Filed Under: Environment | Law | National | Politics
More on: cheyenne river sioux, dakota access pipeline, north dakota, standing rock sioux, usace
     
   

Indigenous women participate in a panel discussion as part of Native Nations Rise in Washington, D.C, on March 8, 2017. Photo: Ayse Gorsuz / Indigenous Rising Media

The wealthy backers of the Dakota Access Pipeline are offering more details about oil spill documents they want to keep from tribes and the public.

With oil set to flow through the pipeline in a matter of days, Dakota Access keeps bringing up the possibility for "wrongdoers" to damage the controversial project. That concern is driving the firm's request to keep 11 documents under wraps.

"The intense public attention this case has received, along with criminal actions already taken by those opposed to the pipeline, counsel in favor of extending confidentiality to portions of a small number of documents," the firm's attorneys wrote on Wednesday.

More than 800 people indeed have been arrested in connection with opposition to the pipeline. But none are accused of trying to damage the infrastructure itself, although some were charged after chaining themselves to construction equipment in North Dakota.

Still, Dakota Access contends the public shouldn't be able to see portions of five particular documents regarding oil spill plans at two locations in North Dakota and three in Illinois. The firm says none of the information was used by the U.S. Army Corps of Engineers when it reviewed and approved the pipeline.

"Dakota Access, the party seeking protection, is the entity responsible for operating the pipeline. The public interest favors protecting the information to ensure the safety of vital infrastructure and to avoid reckless damage to the environment," the attorneys wrote.

Further, the firm argues that the Standing Rock Sioux Tribe and the Cheyenne River Sioux Tribe, as plaintiffs in the case, have access to the full contents of all 11 of the documents. But they just can't disseminate the so-called "security sensitive" portions, the filing reads.

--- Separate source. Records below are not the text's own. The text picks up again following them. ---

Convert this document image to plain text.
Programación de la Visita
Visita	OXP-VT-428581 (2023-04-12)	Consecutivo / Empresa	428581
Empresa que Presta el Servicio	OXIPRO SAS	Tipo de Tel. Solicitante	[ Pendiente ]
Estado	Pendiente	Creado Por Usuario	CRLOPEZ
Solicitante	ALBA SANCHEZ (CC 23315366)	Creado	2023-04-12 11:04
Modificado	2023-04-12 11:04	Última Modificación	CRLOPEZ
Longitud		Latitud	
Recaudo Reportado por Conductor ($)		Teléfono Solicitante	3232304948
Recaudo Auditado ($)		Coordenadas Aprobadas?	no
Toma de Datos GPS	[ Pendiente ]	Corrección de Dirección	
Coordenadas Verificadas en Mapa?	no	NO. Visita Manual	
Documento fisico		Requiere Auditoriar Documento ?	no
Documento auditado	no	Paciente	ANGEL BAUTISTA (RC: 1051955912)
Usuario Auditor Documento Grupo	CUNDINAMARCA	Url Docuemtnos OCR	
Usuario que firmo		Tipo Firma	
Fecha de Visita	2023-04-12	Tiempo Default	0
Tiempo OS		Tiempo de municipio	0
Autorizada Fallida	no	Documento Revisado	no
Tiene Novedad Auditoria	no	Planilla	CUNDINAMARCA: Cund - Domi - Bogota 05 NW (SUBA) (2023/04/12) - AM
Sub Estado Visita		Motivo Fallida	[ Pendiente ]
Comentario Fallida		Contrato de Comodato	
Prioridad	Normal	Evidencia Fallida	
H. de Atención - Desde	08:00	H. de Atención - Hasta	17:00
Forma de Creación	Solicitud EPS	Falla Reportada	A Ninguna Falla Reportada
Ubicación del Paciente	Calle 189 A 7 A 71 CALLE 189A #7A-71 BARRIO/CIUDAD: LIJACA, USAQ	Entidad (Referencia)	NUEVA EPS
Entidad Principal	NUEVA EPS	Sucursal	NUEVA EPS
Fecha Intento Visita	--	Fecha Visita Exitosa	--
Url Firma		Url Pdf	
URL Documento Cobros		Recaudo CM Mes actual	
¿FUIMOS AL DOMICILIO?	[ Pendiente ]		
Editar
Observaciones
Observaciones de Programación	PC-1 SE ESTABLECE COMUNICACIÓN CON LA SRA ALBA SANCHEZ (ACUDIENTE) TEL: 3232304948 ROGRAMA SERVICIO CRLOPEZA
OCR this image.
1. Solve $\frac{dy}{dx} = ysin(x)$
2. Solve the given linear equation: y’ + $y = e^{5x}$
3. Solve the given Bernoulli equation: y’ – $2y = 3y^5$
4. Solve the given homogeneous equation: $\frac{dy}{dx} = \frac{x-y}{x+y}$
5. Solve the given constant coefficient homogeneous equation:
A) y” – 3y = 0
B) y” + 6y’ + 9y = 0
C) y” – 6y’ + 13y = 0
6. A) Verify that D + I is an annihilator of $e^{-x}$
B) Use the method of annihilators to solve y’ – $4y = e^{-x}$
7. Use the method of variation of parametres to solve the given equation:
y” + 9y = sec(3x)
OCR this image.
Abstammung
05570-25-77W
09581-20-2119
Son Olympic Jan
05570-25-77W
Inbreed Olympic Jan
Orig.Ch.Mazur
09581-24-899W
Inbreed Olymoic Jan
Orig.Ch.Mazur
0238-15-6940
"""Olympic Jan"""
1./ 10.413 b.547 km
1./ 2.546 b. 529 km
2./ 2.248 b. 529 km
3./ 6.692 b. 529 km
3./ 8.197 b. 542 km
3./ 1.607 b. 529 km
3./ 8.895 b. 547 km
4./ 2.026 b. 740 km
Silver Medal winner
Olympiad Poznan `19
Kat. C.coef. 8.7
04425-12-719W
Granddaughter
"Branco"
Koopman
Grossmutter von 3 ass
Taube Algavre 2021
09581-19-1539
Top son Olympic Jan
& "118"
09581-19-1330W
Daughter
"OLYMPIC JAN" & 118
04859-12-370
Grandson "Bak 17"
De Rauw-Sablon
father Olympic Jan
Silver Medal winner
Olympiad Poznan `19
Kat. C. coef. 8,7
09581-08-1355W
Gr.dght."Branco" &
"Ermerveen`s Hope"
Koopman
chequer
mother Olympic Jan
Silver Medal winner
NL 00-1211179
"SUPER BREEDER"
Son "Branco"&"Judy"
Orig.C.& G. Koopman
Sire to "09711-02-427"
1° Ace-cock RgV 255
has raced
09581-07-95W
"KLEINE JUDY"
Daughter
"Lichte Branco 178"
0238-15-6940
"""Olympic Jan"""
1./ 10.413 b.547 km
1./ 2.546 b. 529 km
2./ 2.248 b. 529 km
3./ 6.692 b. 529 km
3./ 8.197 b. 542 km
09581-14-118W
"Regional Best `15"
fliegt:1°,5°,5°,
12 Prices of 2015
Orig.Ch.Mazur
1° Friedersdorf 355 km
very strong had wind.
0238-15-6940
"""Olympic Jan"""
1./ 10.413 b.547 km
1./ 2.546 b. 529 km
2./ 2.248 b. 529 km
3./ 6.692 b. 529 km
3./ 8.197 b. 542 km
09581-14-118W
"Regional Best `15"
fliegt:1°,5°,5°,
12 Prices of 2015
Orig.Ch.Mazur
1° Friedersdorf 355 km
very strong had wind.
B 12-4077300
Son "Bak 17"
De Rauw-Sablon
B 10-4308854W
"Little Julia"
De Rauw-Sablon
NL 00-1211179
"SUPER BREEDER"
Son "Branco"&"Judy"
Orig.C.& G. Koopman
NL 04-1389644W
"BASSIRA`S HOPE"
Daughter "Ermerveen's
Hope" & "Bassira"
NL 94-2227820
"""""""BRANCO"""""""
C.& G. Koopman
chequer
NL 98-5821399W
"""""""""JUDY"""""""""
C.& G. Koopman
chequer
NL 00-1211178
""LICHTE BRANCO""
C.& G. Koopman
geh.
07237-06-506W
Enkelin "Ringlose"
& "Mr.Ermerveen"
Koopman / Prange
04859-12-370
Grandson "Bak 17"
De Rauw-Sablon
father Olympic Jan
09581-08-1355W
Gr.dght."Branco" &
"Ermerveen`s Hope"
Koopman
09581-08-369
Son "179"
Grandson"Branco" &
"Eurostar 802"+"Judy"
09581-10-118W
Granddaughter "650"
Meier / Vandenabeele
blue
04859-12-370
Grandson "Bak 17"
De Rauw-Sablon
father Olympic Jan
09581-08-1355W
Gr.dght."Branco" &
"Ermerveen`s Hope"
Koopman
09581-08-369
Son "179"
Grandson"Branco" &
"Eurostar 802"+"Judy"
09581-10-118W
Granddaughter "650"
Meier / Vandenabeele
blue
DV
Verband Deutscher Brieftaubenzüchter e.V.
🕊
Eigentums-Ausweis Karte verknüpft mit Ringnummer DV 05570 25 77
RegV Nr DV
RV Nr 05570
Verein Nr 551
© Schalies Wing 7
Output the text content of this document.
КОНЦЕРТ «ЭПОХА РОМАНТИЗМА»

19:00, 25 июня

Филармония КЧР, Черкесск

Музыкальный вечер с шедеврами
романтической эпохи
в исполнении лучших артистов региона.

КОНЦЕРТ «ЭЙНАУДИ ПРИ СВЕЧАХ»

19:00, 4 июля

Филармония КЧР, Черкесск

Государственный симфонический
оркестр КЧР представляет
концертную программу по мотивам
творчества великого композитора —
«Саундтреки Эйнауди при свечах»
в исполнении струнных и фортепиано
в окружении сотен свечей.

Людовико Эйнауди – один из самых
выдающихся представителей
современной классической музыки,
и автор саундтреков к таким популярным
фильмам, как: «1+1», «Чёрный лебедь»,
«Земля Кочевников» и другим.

According to the firm, "while the route of the pipeline may be well known, this motion is about protecting information that would help wrongdoers target a particular spot on a route that exceeds 1,100 miles."

The 1,172-mile pipeline is all but finished except for a small portion on Army Corps-managed land in North Dakota. That portion, which is less than a half-mile from the Standing Rock Sioux Reservation, had been put on hold by the Obama administration in order to address concerns about treaties, water and other issues.

But after President Donald Trump took office on January 20, he ordered his administration to consider the pipeline in an "expedited" manner. Barely two weeks later, the Army Corps approved the final portion without consulting Standing Rock or Cheyenne River.

Tomorrow, we are marching because we want the new President and our new Administration to #TakeTheMeeting; meet with...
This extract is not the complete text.